Die Machtübernahme folgte auf wochenlange Proteste und eine sich zuspitzende politische Krise. Präsident Andry Rajoelina, der 2023 wiedergewählt worden war, hatte am Dienstagmorgen das Parlament aufgelöst – offenbar, um eine drohende Abstimmung über seine Absetzung zu verhindern. Doch das Unterhaus votierte kurz darauf dennoch für seine Amtsenthebung. Wenige Minuten später verkündete das Militär, es habe die Kontrolle übernommen.
Rajoelina soll sich bereits am Wochenende ins Ausland abgesetzt haben. Nach Angaben aus Militärkreisen und von Diplomaten verließ er das Land an Bord eines französischen Militärflugzeugs. In einer Ansprache von einem unbekannten Ort aus erklärte der 51-Jährige, er habe sich in Sicherheit bringen müssen, da sein Leben in Gefahr gewesen sei.
Den entscheidenden Umschwung brachte der Seitenwechsel der Eliteeinheit Capsat. Die Spezialeinheit hatte sich am Wochenende offen auf die Seite der Demonstrierenden gestellt, die seit Ende September gegen die Regierung protestierten. Capsat übernahm die Führung des Militärs, setzte den bisherigen Armeechef ab und kündigte an, die politische Ordnung des Landes neu zu organisieren. Auch Polizei und Gendarmerie erklärten, sie unterstützten den Schritt.
Auslöser der Massenproteste waren zunächst tagelange Stromausfälle und Engpässe bei der Wasserversorgung. Innerhalb weniger Tage weiteten sich die Demonstrationen zu einer landesweiten Bewegung gegen Korruption, Misswirtschaft und schlechte Lebensbedingungen aus. Nach Angaben der Vereinten Nationen wurden seit Beginn der Proteste mindestens 22 Menschen getötet und mehr als hundert verletzt.
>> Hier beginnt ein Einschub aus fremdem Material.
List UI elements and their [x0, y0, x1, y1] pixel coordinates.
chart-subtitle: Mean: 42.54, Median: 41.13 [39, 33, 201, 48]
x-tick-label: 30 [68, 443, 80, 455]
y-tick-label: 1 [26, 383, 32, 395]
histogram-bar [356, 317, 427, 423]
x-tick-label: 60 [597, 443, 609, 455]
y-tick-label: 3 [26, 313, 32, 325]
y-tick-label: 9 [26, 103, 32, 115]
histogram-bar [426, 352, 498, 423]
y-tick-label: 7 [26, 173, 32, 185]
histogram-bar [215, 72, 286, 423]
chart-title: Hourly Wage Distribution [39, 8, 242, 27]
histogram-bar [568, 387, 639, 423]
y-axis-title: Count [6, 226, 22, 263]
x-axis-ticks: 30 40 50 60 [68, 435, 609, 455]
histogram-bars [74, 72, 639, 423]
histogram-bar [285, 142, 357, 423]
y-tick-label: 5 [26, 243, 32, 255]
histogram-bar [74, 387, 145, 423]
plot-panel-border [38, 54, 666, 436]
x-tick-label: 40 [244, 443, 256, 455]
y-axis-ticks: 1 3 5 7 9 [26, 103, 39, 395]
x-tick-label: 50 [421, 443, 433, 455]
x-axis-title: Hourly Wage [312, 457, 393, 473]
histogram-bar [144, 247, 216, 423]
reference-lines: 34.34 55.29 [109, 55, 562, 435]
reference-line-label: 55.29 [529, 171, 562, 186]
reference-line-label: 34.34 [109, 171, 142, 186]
Am Dienstag versammelten sich erneut Tausende Menschen im Zentrum von Antananarivo. Viele bezeichneten den geflohenen Rajoelina wegen seiner doppelten Staatsbürgerschaft und seiner Nähe zu Frankreich als „Marionette“ der ehemaligen Kolonialmacht. Der französische Präsident Emmanuel Macron mahnte, die verfassungsmäßige Ordnung müsse respektiert werden. Die berechtigten Anliegen der Jugend dürften nicht von militärischen Gruppen vereinnahmt werden.
Madagaskar mit seinen rund 30 Millionen Einwohnerinnen und Einwohnern gehört zu den ärmsten Ländern der Welt. Drei Viertel der Bevölkerung leben in Armut, das Bruttoinlandsprodukt pro Kopf ist seit der Unabhängigkeit 1960 deutlich gesunken.